If we will take the good we find, asking no questions, we shall have heaping measures. The great gifts are not got by analysis. Everything good is on the highway. The middle region of our being is the temperate zone. We may climb into the thin and cold realm of pure geometry and lifeless science, or sink into that sensation. Between these extremes is the equator of life, of thought, of spirit, of poetry,—a narrow belt.
It is very unhappy, but too late to be helped, the discovery we have made, that we exist. That discovery is called the Fall of Man. Ever afterwards, we suspect our instruments. We have learned that we do not see directly, but mediately, and that we have no means of correcting these colored and distorting lenses which we are, or of computing the amount of their errors. Perhaps these subject-lenses have a creative power; perhaps there are no objects. Once we lived what we saw; now, the rapaciousness of this new power, which threatens to absorb all things, engages us. Nature, art, persons, letters, religions,—subjects, successively tumble in, and God is but one of them. Nature and literature are subjective phenomena; every evil and every good thing is a shadow which we cast.
Life will be imaged, but cannot be divided or doubled. Any invasion of its unity would be chaos.
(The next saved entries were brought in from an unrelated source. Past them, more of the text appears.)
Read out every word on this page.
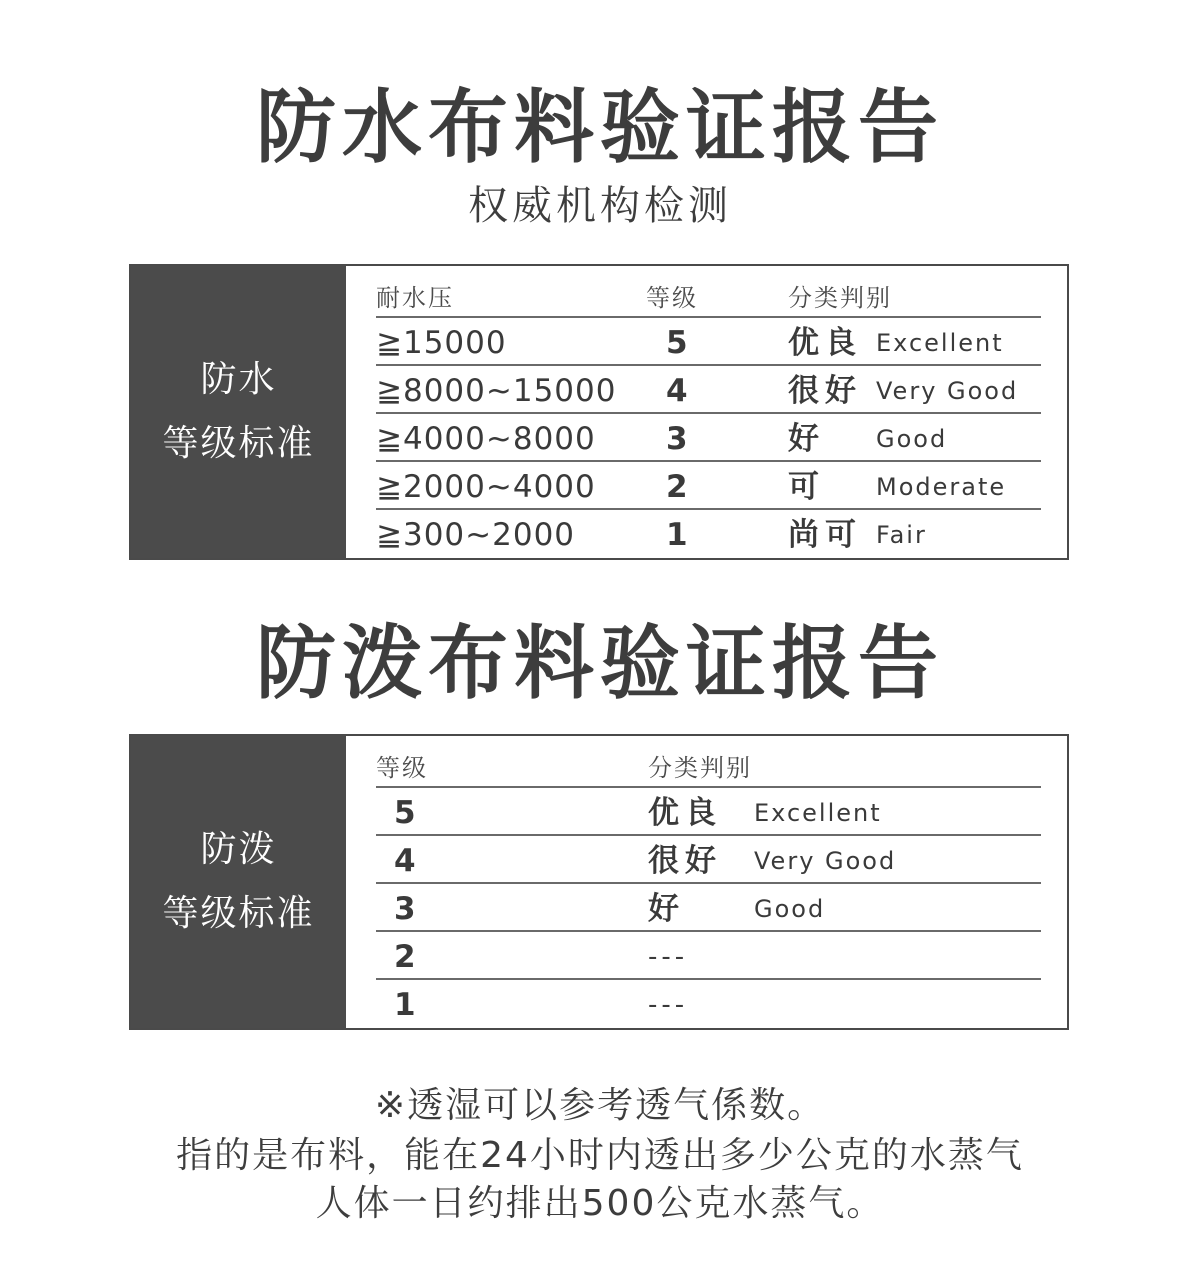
防水布料验证报告
权威机构检测
防水
等级标准
耐水压	等级	分类判别
≧15000	5	优良 Excellent
≧8000~15000 4	很好 Very Good
≧4000~8000 3	好 Good
≧2000~4000 2	可 Moderate
≧300~2000	1	尚可 Fair
防泼布料验证报告
防泼
等级标准
等级	分类判别
5	优良 Excellent
4	很好 Very Good
3	好	Good
2	---
1	---
※透湿可以参考透气係数。
指的是布料，能在24小时内透出多少公克的水蒸气
人体一日约排出500公克水蒸气。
The soul is not twin-born, but the only begotten, and though revealing itself as child in time, child in appearance, is of a fatal and universal power, admitting no co-life. Every day, every act betrays the ill-concealed deity. We believe in ourselves, as we do not believe in others. We permit all things to ourselves, and that which we call sin in others, is experiment for us. It is an instance of our faith in ourselves, that men never speak of crime as lightly as they think: […] The act looks very differently on the inside, and on the outside.